Now to the New Testament reading – Paul in Ephesus, a new city for his mission. He corrects some believers who’ve got some things wrong, he spends 3 months in the synagogue arguing with his fellow Jews, and then he spends 2 years out in the public space, persuading anyone who’ll listen to him. Miracles follow him – but not all miracle workers are welcomed by him, and we have the entertaining little account of some of those false disciples being beaten up by the demons they attempt to exorcise. Paul, a man apart, a beacon for truth.
My third is a big leap: to Luis Rubiales, and his infamous kiss on the lips of the Spanish world cup winner Jenni Hermoso – just three weeks ago today. A bizarre episode which in any rational world would probably have quickly faded from view, had he only apologised, and said he was overcome with the emotion of victory, and wouldn’t do it again. Mr Rubiales has dug himself an ever deeper hole, when he could quite easily have climbed out at the start; presumably through a combination of pride, arrogance, sexism, and entitlement. He still has his supporters – not least his hunger-striking mother – but I suspect he has cut himself off from a future in football administration. He has made himself a man apart.
This continuing story of Luis Rubiales is reminiscent of tragic narratives – King Lear, Macbeth, and so on – powerful people who work their own destruction through some flaw in their nature; they begin with a bad choice, and then compound things with further actions which lead inevitably and grimly to their disaster.
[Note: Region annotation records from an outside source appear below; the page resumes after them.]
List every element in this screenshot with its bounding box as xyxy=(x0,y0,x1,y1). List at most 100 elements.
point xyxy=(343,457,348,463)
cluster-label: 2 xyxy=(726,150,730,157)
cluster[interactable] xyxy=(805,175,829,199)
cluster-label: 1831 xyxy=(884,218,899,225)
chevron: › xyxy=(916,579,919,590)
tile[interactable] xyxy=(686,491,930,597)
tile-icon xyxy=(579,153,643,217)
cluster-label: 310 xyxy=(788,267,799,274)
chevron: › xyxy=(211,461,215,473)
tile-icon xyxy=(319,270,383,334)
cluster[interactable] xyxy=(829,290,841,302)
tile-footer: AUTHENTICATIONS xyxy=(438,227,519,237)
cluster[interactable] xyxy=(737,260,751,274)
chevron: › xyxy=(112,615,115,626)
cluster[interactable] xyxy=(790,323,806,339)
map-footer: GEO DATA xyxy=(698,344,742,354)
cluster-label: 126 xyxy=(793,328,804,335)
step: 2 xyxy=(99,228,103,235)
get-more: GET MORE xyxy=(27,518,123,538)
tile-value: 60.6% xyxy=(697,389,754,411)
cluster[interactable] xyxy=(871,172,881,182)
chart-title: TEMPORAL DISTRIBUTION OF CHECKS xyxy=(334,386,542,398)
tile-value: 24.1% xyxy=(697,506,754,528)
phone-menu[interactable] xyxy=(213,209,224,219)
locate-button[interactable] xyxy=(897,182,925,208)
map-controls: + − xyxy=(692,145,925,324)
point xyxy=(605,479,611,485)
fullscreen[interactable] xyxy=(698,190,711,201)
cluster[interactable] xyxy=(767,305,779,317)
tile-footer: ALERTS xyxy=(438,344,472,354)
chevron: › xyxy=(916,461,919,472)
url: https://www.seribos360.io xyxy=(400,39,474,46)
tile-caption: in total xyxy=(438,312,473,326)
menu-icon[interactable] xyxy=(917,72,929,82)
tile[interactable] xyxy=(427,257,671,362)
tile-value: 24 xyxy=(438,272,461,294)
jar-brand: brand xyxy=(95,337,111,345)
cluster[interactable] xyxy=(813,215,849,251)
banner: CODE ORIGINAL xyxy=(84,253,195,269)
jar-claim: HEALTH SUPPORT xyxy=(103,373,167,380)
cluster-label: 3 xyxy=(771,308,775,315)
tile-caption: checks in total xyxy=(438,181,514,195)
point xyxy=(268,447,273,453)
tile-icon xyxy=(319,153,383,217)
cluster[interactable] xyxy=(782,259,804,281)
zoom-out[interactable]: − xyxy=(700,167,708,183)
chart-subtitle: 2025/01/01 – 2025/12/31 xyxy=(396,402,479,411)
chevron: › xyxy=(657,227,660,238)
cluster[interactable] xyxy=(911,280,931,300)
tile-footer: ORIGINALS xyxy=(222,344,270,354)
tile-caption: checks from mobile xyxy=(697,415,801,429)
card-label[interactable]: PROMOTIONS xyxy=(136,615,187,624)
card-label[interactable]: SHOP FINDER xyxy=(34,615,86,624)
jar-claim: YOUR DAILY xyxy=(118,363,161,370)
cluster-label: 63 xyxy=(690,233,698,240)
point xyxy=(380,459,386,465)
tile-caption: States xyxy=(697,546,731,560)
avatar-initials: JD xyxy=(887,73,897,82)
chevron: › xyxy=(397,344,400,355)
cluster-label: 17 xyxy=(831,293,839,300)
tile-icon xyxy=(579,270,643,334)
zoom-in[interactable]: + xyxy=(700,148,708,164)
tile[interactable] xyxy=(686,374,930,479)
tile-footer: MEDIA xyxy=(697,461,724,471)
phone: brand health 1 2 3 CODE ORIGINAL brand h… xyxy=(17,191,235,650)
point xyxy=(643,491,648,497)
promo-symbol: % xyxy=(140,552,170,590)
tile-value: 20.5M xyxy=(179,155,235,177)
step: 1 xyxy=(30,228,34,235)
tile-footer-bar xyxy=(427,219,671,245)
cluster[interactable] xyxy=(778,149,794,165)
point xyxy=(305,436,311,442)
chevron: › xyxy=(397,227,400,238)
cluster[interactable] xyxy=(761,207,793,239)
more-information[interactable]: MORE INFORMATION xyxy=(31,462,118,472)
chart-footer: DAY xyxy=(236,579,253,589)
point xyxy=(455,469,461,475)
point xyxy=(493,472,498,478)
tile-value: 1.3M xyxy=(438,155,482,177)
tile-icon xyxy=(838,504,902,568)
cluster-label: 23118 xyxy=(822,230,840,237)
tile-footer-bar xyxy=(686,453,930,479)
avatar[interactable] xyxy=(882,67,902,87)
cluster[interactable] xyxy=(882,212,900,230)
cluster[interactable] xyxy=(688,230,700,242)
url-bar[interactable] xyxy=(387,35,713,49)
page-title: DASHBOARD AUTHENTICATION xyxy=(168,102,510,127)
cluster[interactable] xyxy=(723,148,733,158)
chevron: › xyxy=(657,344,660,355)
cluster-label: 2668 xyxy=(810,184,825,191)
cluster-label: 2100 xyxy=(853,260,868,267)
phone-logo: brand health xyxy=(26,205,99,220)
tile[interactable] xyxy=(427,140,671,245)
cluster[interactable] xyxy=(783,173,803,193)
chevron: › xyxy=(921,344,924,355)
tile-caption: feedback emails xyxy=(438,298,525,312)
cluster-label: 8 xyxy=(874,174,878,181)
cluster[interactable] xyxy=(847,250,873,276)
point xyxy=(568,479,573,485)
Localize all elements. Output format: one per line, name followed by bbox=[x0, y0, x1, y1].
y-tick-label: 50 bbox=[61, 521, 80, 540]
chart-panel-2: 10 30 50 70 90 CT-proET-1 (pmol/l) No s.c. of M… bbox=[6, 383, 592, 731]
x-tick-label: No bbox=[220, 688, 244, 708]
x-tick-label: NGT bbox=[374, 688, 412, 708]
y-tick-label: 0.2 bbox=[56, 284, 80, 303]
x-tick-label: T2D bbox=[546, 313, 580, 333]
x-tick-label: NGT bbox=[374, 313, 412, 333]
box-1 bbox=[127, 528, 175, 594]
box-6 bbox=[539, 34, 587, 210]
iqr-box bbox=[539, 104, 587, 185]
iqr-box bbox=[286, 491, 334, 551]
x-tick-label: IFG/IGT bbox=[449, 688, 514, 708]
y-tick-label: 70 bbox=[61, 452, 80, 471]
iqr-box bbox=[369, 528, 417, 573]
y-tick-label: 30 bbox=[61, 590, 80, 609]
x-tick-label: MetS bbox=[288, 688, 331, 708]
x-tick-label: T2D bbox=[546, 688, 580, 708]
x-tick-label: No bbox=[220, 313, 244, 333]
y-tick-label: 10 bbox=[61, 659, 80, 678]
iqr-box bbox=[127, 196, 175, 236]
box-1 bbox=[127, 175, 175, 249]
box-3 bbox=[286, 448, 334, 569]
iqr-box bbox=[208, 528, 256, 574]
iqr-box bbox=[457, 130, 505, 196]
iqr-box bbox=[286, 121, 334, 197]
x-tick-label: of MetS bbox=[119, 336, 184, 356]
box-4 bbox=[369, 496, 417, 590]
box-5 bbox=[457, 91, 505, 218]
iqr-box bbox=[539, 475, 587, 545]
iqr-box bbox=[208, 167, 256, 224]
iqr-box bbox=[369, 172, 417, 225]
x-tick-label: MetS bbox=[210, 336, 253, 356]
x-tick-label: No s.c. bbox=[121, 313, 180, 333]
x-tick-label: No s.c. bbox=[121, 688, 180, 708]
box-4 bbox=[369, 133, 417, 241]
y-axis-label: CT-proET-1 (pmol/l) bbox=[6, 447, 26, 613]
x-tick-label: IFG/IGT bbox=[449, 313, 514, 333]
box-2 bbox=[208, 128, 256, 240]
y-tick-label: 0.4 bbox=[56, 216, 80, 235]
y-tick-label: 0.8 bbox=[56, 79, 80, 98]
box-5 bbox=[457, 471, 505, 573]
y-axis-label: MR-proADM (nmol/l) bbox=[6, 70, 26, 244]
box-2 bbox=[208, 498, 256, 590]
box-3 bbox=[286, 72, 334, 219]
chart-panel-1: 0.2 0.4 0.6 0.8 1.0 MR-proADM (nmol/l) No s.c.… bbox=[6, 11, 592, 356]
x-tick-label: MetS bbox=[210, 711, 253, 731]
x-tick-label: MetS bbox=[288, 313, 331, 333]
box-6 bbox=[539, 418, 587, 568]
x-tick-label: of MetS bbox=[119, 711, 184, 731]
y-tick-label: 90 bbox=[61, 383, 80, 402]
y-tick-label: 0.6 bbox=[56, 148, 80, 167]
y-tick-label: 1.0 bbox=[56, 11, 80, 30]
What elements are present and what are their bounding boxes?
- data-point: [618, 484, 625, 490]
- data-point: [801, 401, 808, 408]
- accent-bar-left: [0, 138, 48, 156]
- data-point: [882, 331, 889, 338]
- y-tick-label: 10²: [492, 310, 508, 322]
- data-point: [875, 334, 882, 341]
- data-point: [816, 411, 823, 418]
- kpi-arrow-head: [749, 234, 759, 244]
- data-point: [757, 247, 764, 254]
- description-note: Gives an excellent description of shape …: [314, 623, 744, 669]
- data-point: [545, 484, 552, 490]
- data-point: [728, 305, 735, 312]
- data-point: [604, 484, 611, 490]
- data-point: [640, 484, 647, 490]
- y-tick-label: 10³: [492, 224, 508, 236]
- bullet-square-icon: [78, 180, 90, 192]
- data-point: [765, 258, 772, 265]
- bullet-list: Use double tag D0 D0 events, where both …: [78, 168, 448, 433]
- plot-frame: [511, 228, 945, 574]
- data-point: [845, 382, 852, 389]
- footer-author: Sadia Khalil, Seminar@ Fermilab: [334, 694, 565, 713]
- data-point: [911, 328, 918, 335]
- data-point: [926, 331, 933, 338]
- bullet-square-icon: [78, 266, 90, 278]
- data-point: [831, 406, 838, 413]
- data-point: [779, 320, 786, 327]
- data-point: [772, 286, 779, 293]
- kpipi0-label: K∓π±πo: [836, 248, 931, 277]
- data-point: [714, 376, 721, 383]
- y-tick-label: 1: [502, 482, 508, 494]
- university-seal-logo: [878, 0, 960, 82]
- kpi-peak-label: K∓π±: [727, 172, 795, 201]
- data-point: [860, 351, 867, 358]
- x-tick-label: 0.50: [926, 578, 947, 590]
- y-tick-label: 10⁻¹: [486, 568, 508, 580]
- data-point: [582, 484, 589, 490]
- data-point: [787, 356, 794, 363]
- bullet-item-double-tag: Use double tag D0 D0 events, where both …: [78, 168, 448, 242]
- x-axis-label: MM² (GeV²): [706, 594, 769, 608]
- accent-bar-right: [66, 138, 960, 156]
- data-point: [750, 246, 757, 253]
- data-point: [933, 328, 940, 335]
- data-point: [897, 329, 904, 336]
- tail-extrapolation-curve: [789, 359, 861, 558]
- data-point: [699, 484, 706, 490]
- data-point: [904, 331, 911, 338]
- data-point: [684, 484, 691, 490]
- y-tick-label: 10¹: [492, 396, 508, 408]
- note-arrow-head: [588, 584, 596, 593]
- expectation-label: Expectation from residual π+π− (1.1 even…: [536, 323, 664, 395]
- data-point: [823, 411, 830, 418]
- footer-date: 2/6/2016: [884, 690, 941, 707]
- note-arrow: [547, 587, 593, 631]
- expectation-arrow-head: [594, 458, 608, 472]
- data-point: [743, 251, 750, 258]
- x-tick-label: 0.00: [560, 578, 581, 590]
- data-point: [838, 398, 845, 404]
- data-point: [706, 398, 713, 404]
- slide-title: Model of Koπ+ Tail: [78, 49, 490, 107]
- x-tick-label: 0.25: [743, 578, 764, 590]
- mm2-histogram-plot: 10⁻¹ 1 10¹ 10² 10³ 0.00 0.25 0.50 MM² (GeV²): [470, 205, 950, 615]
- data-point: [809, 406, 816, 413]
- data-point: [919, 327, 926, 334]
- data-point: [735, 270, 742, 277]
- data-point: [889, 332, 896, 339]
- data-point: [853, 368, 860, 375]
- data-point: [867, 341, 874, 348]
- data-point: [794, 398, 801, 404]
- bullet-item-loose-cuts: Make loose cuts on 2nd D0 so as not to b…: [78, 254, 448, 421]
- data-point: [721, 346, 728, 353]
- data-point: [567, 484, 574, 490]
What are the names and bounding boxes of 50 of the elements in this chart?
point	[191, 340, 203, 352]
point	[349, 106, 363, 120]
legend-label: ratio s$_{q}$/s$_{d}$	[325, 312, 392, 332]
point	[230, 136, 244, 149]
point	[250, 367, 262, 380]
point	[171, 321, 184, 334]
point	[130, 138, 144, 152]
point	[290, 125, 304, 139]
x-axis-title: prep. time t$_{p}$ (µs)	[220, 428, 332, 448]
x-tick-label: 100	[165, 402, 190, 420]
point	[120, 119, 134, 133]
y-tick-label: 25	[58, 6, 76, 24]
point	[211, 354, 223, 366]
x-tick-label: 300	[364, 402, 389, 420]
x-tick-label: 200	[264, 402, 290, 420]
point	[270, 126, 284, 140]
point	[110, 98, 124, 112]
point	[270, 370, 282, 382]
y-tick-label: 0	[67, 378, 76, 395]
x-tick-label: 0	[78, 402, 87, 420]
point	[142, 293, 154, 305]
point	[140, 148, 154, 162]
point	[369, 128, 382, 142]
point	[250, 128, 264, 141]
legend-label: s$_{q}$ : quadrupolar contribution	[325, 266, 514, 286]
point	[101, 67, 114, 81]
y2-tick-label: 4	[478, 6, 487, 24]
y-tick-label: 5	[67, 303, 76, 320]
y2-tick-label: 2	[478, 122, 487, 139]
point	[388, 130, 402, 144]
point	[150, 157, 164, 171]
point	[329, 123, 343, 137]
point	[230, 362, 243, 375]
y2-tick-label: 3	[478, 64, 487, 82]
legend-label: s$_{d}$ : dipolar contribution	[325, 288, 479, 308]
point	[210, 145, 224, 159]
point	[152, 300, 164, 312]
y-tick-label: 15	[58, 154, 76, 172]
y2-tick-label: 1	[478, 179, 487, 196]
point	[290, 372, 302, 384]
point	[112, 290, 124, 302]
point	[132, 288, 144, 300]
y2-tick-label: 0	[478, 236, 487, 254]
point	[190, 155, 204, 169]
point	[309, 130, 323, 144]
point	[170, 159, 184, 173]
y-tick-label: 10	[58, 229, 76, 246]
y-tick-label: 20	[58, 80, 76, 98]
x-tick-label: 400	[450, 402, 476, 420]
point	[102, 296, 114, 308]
Sometimes one has to be a person apart; such diverse controversial figures as Ezekiel and St Paul put themselves on the outside of their societies, yet millennia later they are looked back on as heroes. I suspect Mr Rubiales will not seem such in even a decade. But what gives tragedy its power is its capacity to draw in the sympathy, the personal identification, of the viewer: we can see ourselves in their shoes, perhaps capable of the original mistake, perhaps capable of the ensuing chain of self-destruction.
Ezekiel and Paul both stood apart to call people to the truth as they understood it, however uncomfortable it may be for all concerned. But what about Mr Rubiales? Where does he find truth in his actions?
And where do you find truth and integrity in your own behaviour?